For those feeling their way through financial independence in their first decade in the workforce, money mistakes could get frustrating and, unfortunately, even painful in some cases. It’s entirely possible, for example, to work yourself to the bone yet live paycheck to paycheck. Thinking nothing of small expenses in small doses (hey, that cup of coffee is just part of a harmless daily routine) is a common pitfall. Reckless spending under the guise of “treating oneself” is another.
But this is what your early 20s are for, aren’t they? Hustling through misses before rejoicing over hits and believing that the longer you handle your own money, the smarter you become with it? Hate to pile on the pressure, but we haven’t met anyone who wished they delayed breaking bad money habits. (The sooner you get your ducks in a row, the better.) Take it from the successful individuals straight ahead who are giving us a hand bridging the gap between learning through theory and practice. Best case scenario: learn from their money mistakes so you don’t have to make them yourself.
Victoria Herrera, @victoria_herrera
Director of Brand Partnerships at She Talks Asia, Founder of Next Theory
The money mistake: I didn’t track my spending so well and there were times when I was a bit too generous with the people around me. (Note: there’s a difference when you’re generous and you want to treat someone vs. treating people out because you feel “guilty” you’re earning well.) Learning boundaries with my money and knowing how to take care of my own needs are huge. That way I am not feeling energetically and financially empty.

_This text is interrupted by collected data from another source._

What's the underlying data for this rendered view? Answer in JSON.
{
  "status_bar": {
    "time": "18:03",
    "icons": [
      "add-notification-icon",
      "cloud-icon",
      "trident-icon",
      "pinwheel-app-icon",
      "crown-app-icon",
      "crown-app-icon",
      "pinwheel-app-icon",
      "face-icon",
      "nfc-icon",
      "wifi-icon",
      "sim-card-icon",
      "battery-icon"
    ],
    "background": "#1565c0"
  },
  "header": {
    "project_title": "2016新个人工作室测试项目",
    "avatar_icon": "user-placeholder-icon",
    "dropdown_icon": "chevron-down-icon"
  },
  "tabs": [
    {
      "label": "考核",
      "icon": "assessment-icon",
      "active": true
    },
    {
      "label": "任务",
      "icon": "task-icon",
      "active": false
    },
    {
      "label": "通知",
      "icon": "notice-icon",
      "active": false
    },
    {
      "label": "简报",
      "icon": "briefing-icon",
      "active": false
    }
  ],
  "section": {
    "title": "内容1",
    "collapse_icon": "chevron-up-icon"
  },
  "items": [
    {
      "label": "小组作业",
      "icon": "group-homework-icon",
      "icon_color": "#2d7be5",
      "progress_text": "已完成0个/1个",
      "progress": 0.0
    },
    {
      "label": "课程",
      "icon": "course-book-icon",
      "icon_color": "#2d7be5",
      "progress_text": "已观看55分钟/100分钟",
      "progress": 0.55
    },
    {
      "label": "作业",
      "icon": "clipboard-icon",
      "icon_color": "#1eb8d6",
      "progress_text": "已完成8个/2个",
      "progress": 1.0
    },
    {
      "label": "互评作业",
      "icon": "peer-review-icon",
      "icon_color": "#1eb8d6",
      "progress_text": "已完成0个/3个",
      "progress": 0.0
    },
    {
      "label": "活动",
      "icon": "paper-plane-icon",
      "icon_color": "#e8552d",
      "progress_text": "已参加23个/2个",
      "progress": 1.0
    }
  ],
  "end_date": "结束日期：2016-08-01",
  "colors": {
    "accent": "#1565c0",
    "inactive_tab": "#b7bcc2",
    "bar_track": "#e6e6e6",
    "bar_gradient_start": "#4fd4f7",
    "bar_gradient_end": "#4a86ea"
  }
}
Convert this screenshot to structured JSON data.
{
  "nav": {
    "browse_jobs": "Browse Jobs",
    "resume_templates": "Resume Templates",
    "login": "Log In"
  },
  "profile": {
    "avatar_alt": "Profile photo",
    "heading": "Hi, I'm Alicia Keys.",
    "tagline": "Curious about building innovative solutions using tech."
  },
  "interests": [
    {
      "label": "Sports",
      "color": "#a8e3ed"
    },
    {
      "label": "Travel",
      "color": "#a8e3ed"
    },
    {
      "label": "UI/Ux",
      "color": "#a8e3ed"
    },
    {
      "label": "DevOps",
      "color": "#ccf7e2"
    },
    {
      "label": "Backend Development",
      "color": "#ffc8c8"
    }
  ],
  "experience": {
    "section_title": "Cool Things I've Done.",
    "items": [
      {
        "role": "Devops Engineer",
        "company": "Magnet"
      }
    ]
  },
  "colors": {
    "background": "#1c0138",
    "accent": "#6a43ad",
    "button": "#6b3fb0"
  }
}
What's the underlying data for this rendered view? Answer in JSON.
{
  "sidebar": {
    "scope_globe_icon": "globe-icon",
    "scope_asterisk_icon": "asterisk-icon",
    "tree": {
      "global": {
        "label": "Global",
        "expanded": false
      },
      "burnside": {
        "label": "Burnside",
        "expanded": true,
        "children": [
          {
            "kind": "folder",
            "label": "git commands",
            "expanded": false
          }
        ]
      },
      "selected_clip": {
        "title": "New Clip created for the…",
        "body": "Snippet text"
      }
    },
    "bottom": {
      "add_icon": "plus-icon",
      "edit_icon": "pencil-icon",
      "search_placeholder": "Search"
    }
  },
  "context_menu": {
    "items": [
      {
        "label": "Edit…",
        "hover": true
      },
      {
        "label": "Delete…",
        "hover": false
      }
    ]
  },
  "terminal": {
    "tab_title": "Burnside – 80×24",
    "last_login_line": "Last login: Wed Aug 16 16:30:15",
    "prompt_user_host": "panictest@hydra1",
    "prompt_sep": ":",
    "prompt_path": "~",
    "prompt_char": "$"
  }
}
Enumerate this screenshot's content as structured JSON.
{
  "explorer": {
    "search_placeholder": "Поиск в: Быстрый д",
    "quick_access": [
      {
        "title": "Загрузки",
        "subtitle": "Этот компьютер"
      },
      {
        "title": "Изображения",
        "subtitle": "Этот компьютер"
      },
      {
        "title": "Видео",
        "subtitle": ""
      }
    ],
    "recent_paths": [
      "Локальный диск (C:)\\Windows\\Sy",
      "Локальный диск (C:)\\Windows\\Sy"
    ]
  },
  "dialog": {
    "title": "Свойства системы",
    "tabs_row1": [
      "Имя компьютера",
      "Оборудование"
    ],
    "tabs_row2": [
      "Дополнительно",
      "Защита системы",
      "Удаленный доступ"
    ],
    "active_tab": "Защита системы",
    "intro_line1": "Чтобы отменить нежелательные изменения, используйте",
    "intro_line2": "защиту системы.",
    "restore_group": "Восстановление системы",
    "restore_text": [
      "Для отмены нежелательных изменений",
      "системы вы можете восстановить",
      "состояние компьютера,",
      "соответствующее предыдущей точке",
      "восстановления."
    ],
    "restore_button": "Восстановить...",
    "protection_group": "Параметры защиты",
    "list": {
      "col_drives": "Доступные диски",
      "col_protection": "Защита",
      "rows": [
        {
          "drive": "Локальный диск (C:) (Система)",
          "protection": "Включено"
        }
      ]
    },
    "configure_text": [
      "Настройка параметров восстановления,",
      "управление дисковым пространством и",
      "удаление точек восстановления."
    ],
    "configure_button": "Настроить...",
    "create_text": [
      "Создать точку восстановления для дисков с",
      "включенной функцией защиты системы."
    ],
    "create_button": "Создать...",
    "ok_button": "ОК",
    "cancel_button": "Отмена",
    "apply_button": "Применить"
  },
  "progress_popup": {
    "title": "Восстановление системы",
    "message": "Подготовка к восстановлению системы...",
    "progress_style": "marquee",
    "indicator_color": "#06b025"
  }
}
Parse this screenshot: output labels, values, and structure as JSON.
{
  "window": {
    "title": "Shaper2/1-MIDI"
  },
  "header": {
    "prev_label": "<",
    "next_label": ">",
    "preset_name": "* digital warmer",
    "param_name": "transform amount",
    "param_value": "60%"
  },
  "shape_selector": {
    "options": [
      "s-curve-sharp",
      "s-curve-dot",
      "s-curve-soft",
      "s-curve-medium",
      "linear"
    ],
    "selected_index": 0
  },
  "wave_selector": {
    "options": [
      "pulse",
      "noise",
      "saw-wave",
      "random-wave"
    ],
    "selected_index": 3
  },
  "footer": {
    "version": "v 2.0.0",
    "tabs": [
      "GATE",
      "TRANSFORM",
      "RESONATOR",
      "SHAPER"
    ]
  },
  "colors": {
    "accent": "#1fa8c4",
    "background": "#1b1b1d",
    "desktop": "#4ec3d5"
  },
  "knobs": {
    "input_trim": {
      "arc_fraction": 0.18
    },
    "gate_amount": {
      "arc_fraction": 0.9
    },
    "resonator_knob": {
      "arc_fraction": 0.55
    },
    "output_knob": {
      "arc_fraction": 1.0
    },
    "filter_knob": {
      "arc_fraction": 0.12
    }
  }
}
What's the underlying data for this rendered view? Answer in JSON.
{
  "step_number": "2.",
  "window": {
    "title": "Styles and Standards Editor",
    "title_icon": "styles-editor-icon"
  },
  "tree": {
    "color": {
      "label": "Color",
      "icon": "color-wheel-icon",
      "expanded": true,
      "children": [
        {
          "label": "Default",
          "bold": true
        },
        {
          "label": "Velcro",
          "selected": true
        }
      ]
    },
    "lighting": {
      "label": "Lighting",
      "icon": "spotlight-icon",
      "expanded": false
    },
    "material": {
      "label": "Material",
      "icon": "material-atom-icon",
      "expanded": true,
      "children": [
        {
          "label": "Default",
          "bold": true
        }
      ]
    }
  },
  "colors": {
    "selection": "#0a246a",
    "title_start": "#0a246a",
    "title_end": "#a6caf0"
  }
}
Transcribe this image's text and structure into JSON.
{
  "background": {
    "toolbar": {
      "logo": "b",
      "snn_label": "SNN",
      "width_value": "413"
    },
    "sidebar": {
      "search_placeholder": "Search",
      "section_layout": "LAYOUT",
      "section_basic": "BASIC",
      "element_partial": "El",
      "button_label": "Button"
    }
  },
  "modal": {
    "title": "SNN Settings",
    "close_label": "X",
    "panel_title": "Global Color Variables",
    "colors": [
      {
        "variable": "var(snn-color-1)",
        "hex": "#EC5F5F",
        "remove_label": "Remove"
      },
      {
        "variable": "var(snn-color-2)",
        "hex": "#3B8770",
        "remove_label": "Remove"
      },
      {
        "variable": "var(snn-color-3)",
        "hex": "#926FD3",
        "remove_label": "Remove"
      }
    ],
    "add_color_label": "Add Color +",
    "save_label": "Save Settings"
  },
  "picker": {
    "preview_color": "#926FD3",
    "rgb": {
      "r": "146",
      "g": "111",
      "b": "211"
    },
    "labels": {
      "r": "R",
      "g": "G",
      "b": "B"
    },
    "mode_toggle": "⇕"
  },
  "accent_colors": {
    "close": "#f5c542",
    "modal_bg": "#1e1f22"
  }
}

[I would’ve done] more [diving] into books about money management and around my money belief systems, educating myself on my spending habits or patterns, organizing my receipts better and having a bigger goal/plan/vision for the money I earn. When it comes to earning money, knowing how to negotiate is huge. More valuing myself and the time it took to learn a skill set so I can charge (#selfworth)!
[I would’ve spent] less money on things to impress people or needing to buy something to “fit in.” I think social media has made us super conscious of what we own or wear also. Less caring so much and just genuinely spend on things that make you happy and not so much on things you can “show off.” Less fear in a negotiation process––learning to detach from their criticism emotionally and trust that if it’s a good match, it will work out. And there’s a reason why some deals don’t push through.
Raffy Castillo, @raffycastelyu
Entrepreneur, Makai Bowls La Union and Sabong Fried Chicken
Trying to recall stuff in my 20’s, it feels like it was a long time 🤣 I guess [I was] just in a totally different phase in [my] life. My money mistake was I should’ve taken more time keeping track of my expenses, avoiding impulse spending and saving more for the rainy days. No regrets, though. That’s how you learn and then make better decisions. If there’s one thing, I wish I invested in real estate early on.
Kimi Lu, @kimilulifecoach
My money mistake: I did not save at all. I would use up all of my money. Swipe the card and have more debt. I would work, work, work, then spend, spend, spend! This was mainly used for all of my travels. I eventually learned that I had to open five different bank accounts: BPI and BDO for payment transactions, a gold membership with Security Bank for huge amounts of deposits for my rental, Chinabank for my savings for big travels and East West Bank for untouchable savings. I also learned how to earn better. Saying YES to what is more aligned with what I am really passionate about and focusing on earning more from that.
Now, time to make that money and actually hang on to that money.